Escrever é injusto porque joga, invariavelmente, com as preferências de cada pessoa que lê. Há textos preferidos, há textos indiferentes – são estes o pior cenário para quem escreve.
Aquele que escreve confronta-se com a folha de papel branca à sua frente como se esta fosse a sua maior inimiga. O vazio da página é a promessa de perfeição a quem lê. A primeira palavra de cada texto olha para o escriba e pergunta se a segundo será tão incrível como ela, e assim consecutivamente. É injusto escrever porque nunca se escreverá perfeição. Escrever tem e terá sempre falhas. Pequenas fendas no mural branco escrevinhado a preto que a cada releitura aumentam de proporções até se tornarem autênticos buracos na parede.
Não gosto de reler o que escrevo. Gosto de escrever de uma assentada só. Por causa das falhas e fendas e buracos. Sei que a segunda leitura da primeira escrita será a maior injustiça à ideia que vem após o derradeiro ponto final.
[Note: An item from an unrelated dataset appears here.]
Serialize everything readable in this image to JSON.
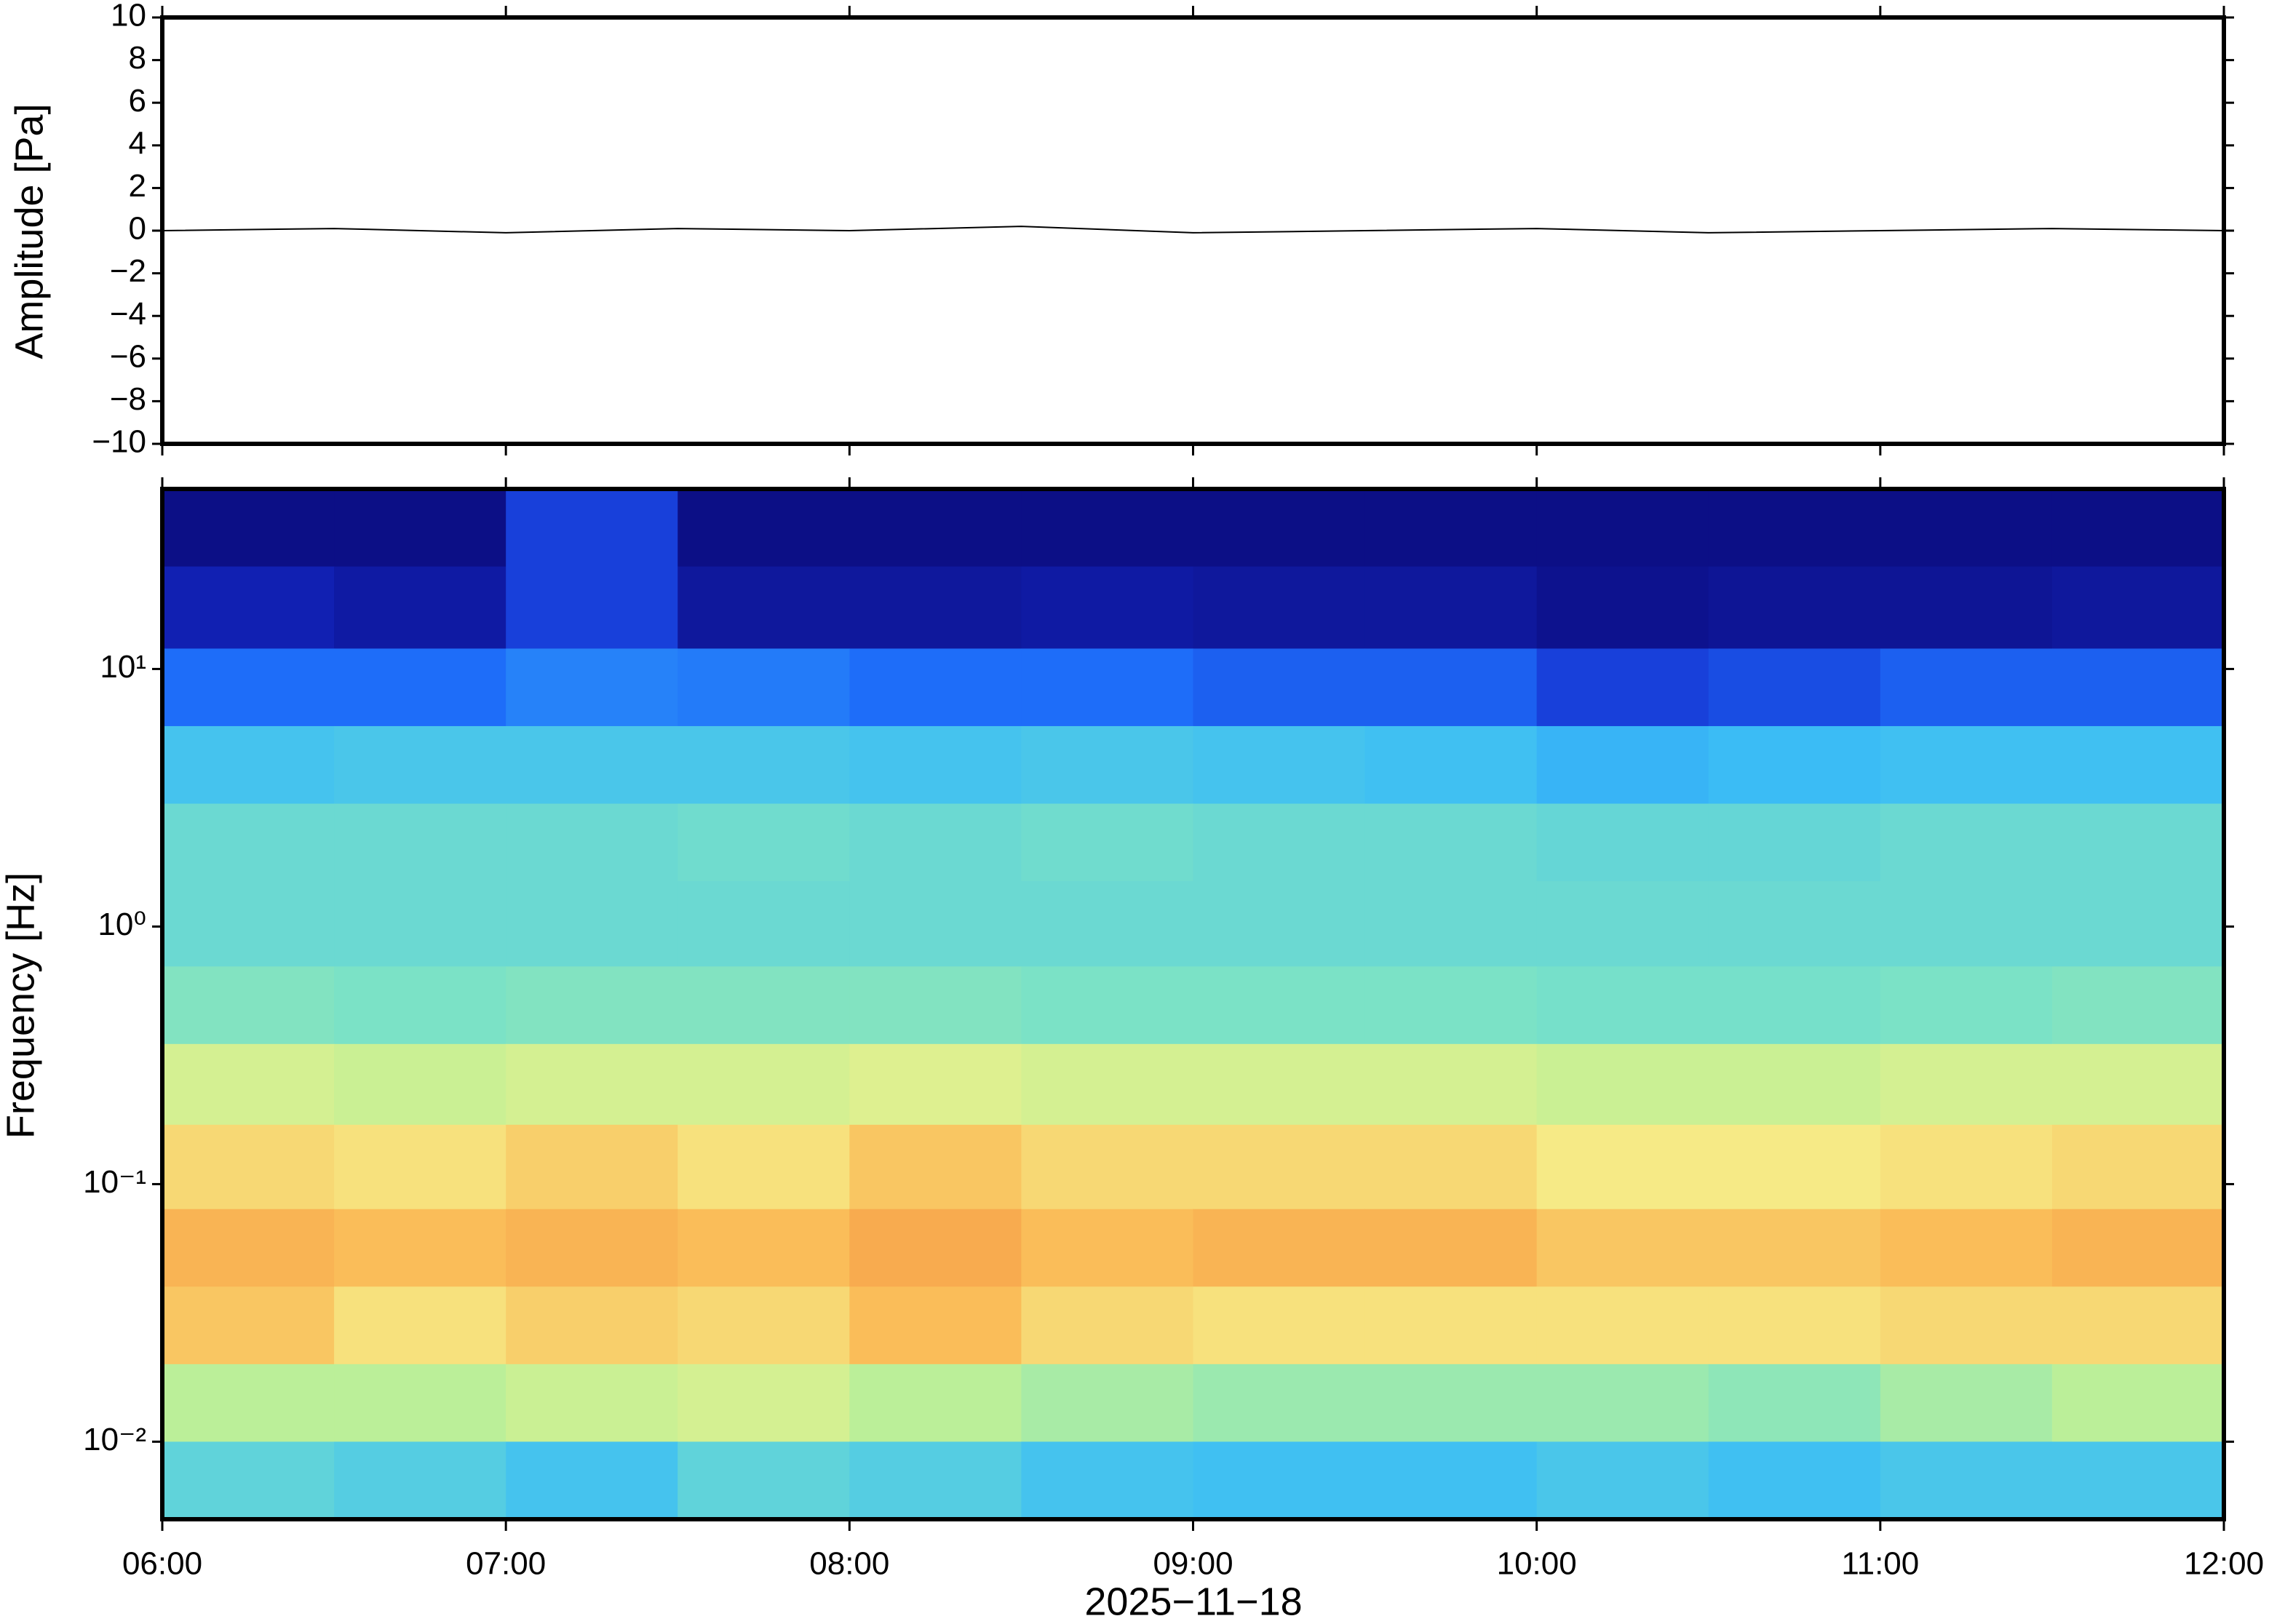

Escrever é injusto porque nunca se vai escrever o que se quer como quer. Há apenas uma maior ou menor aproximação. Há, ainda, a injustiça de querer agradar a todos os leitores e saber que só alguns serão visados pela putativa beleza das palavras. Uma frase que tenha dado um trabalho hercúleo a ser construída pode ser destruída se lida com uma indiferença excruciante.
Escrever é a única arte que rejeita perfeição. E fá-lo por manifesta incapacidade de alguma vez atingir esse estatuto. Não pode, não quer, não consegue. No fundo, escrever é um acto de rebeldia. Quanto mais rebelde o escritor for, mais menos perfeito é o texto.